Lugarejo de algumas centenas de habitantes, muitos aparentados entre si, a cadeia existia mais por hábito que por necessidade. Jesuíno cuidava dela, auxiliado por Claudiomiro, que também andava fardado porém sem arma, e era casado com Lucinalva, morena sorridente, prestativa, disposta. Não tinham filhos. Quando se juntavam em festas Merê ficava assim ressabiada com o sorriso farto da Cicinha pra todos, também pro seu Jê, que mesmo no meio da conversa com Claudiomiro sorria de volta. Naquele sorriso tinha coisa.

Em março daquele ano o prefeito teve que ir à Capital, tratar das coisas da política. Chamou Jesuíno pra fazer-lhe a segurança. Precisão não tinha, mas e a vaidade? Jesuíno chamou Claudiomiro, que trouxe Cicinha. Depois de um cálice de pinga tomado em ocasiões especiais, levou o assistente pro terreiro e lá ficaram um tempo na conversa. Cicinha, sorrindo, brincava de sub-delegada, e entristecia Merê com seus olhos alegres. No fim, Jê fez questão de acompanhar os dois de volta pra casa. Quando Jê voltou e deitou na rede Merê desceu pro chão. Alegou dor nas costas e passou a noite em claro, o sorriso de Cicinha alumiando sua insônia.

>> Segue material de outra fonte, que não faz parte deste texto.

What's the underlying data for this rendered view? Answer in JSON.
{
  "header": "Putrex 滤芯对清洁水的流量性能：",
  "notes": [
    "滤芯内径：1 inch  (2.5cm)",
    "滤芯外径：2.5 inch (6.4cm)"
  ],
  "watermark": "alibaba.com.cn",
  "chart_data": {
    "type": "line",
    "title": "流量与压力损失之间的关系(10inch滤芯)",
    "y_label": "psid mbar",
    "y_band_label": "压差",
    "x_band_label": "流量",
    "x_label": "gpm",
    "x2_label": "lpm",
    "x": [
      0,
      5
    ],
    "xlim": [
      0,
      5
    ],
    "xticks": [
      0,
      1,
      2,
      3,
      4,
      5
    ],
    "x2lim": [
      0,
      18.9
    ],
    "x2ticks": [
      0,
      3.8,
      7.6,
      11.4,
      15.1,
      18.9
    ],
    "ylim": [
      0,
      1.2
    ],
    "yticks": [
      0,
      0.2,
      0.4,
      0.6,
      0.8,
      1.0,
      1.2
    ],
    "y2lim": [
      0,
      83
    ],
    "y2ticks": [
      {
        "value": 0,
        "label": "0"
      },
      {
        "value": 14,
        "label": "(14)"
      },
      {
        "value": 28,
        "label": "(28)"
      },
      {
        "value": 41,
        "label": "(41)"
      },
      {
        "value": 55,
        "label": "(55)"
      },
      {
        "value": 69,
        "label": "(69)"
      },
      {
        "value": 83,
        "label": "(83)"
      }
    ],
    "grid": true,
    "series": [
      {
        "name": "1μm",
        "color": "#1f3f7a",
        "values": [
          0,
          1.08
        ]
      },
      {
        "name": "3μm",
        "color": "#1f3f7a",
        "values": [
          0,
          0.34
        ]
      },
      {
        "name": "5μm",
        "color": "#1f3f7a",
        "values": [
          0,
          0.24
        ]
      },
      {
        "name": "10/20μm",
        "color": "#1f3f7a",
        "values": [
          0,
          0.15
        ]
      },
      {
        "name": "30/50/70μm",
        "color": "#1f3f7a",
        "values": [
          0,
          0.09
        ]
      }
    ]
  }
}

Sem o Jê em casa a precisão de água diminuiu e Merê não precisou andar até a cacimba todos os dias. Ficando em casa, teve tempo pra pensar besteira. Até o Gé percebia e perguntava: - mãínha tá aperreada, é? Saudade de paínho? Merê passava a mão na cabeça do filho e mandava ele ir brincar lá fora.

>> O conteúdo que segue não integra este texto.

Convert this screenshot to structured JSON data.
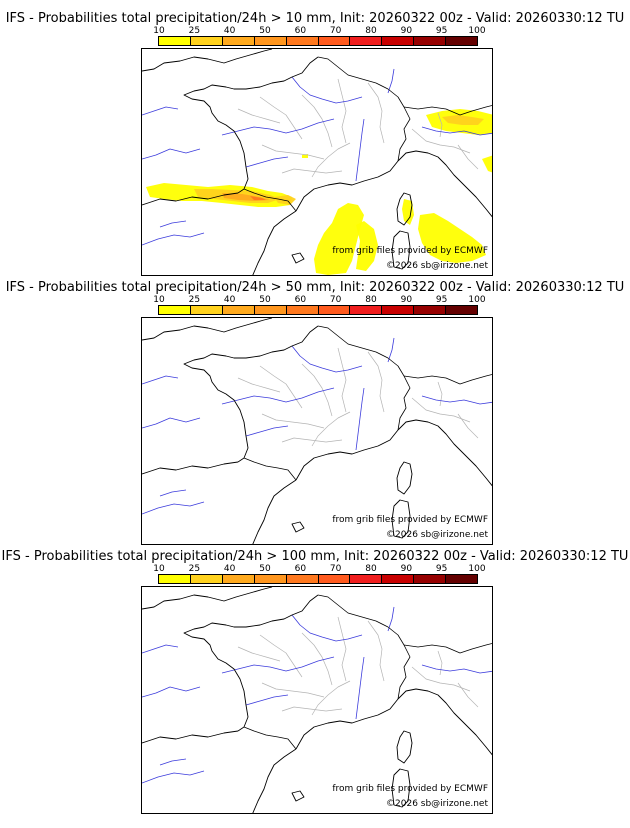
{
  "color_scale": {
    "labels": [
      "10",
      "25",
      "40",
      "50",
      "60",
      "70",
      "80",
      "90",
      "95",
      "100"
    ],
    "colors": [
      "#ffff00",
      "#ffd21e",
      "#ffaa1e",
      "#ff961e",
      "#ff781e",
      "#ff5a1e",
      "#f01e1e",
      "#c80000",
      "#960000",
      "#640000"
    ]
  },
  "panels": [
    {
      "title": "IFS - Probabilities total precipitation/24h > 10 mm, Init: 20260322 00z - Valid: 20260330:12 TU",
      "credit_source": "from grib files provided by ECMWF",
      "credit_copyright": "©2026 sb@irizone.net",
      "has_precip": true
    },
    {
      "title": "IFS - Probabilities total precipitation/24h > 50 mm, Init: 20260322 00z - Valid: 20260330:12 TU",
      "credit_source": "from grib files provided by ECMWF",
      "credit_copyright": "©2026 sb@irizone.net",
      "has_precip": false
    },
    {
      "title": "IFS - Probabilities total precipitation/24h > 100 mm, Init: 20260322 00z - Valid: 20260330:12 TU",
      "credit_source": "from grib files provided by ECMWF",
      "credit_copyright": "©2026 sb@irizone.net",
      "has_precip": false
    }
  ]
}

Passada uma semana a "comitiva" voltou. Jê chegou e foi logo tirando a roupa de passeio, os sapatos do casamento e se refrescando com um punhado d'água nos sovacos e no pescoço. Vestiu a farda limpa e avisou Merê: - vou pegar relatório com Claudiomiro, capaiz de carecê de chegar mais tarde. Saiu apalpando o revólver no coldre. Logo o azul do dia deu lugar à incertidão do cinza. Merê fez o prato de Genésio e ficou sem comer. Pela janela só o que via era a festa dos vagalumes no cio. Fez-se uma noite sem lua. Merê tomou a decisão.

A lanterna jogava uma roda de luz no caminho conhecido. Uma quadra antes da cadeia Merê parou. Deserto. Sufocou o galope do coração e foi-se aproximando até ter certeza: - ninguém lá dentro. Tomou o caminho da casa de Claudiomiro. Abriu a cerca de bambu e entrou. Por pouco não pisou no cão mirrado que dormia enrolado perto da porta. Sem tranca. Escuro. Silêncio. Coração de zabumba. O foco de luz passou por uma Santa Ceia desbotada na parede de barro. A mesa, as cadeiras, um paletó de farda pendurado, um cinturão com um revólver preto. Pegou a arma, a coronha roliça, o cheiro de óleo. Andou em direção ao quarto. O facho de luz bateu no ventre inchado da rede. Dois corpos abraçados e adormecidos. Jê não devia fazer isso com ela. Sentia o peso da arma carregada no braço esticado. A roda de luz clareou as costas que levariam a primeira bala. Um segundo antes de apertar o gatilho, ouviu uma voz falando baixinho: - pense no Gé. Deu um giro e encontrou o rosto sério de Cicinha. Voltou a luz para a rede, iluminou os rostos, e viu Jê respirando junto à nuca de Claudiomiro. Cicinha segurou-a na vertigem, e levou-a de volta à cozinha. Não sorria. Repetiu: - pense no Gé. Merê pensou durante alguns minutos. Quais as palavras? Recolocou o revólver no coldre.

Fez o caminho de volta sem acender a lanterna, naquela noite de sertão sem estrelas e sem luar, muda e morta, como seu coração.